Just a follow-up from yesterday’s post, if you haven’t read it, it’s here.
It was now my second date with this guy, and I found it really difficult to go makeup-free. This was a nice restaurant in a higher-end area, which made me feel pressured to wear makeup. I resisted the urge, got super dressed up and decided that was way more than enough.
When he confirmed that we were still on, he sent a message that read: “best bring your A-game, girl.” Now, this was really normal for our interactions- sarcastic, playful, fake-insulting. But my panicked mind that was already struggling with the insecurity of looking desirable without makeup wondered: “is he telling me to make sure I look good?”
Good news: he wasn’t.
But it took me forever to calm myself down and decide that it meant nothing of the sort. I stuck to my decision, wrapped my afro in a new scarf, got DRESSED TO THE NINES, and pumped myself with extra confidence. He picked me up, it was great, the date was AWESOME, and when I mentioned something in passing about my not wearing makeup, he didn’t react in any way. Honestly, guys hardly notice these things.
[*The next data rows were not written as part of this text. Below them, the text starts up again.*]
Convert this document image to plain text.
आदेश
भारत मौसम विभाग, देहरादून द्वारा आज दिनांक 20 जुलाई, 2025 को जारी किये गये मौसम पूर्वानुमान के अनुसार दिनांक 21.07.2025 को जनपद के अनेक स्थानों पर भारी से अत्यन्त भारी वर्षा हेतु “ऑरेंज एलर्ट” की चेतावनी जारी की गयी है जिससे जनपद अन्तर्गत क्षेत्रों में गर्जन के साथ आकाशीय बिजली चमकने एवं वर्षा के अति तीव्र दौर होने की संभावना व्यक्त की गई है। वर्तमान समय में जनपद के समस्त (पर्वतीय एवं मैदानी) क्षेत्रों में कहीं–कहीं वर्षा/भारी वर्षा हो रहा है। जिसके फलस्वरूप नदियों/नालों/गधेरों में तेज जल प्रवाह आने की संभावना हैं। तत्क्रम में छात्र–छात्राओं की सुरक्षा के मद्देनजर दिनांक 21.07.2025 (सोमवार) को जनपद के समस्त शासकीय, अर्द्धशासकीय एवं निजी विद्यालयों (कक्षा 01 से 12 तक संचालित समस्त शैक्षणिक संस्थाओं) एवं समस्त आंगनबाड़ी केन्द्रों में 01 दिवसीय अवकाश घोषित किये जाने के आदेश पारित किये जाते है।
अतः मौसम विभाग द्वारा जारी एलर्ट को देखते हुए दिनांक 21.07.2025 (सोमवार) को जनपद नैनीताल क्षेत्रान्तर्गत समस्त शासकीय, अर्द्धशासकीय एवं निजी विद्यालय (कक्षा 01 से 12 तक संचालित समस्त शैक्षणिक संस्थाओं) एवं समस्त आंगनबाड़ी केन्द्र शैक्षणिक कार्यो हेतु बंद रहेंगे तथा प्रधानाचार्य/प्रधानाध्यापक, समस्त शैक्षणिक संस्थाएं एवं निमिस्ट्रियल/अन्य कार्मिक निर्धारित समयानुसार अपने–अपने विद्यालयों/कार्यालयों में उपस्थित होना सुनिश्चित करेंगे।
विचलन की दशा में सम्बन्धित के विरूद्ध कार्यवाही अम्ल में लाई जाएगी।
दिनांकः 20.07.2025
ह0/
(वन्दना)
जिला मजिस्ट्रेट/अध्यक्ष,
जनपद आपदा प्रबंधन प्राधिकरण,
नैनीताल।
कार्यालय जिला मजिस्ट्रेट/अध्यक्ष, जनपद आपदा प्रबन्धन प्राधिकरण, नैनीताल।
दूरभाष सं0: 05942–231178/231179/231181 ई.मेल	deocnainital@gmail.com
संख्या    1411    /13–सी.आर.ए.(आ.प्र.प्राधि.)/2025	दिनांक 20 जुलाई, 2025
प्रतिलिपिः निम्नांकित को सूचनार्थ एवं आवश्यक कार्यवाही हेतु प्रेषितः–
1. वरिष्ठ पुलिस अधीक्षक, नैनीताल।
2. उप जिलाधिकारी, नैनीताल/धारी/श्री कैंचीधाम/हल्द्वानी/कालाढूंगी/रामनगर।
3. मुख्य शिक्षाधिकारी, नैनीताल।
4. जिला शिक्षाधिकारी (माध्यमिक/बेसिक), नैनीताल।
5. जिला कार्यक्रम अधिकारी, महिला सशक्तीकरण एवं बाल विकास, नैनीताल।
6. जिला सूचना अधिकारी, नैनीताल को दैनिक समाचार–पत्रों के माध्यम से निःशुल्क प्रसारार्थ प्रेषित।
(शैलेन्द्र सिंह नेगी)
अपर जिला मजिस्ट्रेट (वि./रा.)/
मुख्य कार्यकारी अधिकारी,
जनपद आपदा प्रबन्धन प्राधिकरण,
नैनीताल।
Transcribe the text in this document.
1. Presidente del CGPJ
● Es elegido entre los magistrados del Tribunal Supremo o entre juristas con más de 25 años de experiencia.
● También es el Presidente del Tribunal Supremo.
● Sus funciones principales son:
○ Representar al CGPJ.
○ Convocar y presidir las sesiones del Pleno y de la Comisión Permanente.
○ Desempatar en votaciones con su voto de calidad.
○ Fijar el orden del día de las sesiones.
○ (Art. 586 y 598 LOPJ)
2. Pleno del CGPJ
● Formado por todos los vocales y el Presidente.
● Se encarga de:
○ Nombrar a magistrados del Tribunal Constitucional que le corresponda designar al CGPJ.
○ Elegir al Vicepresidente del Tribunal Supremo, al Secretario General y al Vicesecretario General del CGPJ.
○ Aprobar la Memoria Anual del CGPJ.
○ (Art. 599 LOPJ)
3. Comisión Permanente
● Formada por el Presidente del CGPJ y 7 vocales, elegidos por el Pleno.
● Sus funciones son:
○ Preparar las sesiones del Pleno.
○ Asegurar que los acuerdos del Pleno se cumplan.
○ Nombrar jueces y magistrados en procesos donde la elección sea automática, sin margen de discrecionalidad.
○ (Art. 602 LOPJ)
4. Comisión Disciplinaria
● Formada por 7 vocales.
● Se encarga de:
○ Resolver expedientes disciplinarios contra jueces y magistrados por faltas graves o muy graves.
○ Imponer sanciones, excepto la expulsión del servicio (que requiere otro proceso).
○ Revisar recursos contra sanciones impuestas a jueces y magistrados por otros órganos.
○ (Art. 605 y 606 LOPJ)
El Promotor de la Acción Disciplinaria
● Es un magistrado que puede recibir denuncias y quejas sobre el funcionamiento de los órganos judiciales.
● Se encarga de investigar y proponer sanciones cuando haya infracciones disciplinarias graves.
But as if the Universe was poking fun at me, we were seated on the edge of one section, AGAINST THE MIRROR. No joke. So, I received unsolicited reminders throughout the evening like “hey girl, no make up?” It was a great challenge, dancing with those demons, telling them that they were wasting their time because I was having an awesome date with this guy that makeup would not have enhanced. My self-esteem was the same, any shyness was a result of the vulnerable moment in the conversation, and we want to see each other again.
So, what have I learnt? Makeup really and truly is optional. And if the end goal of applying makeup is to look and feel good- why not do that in the mind? The power’s all in there.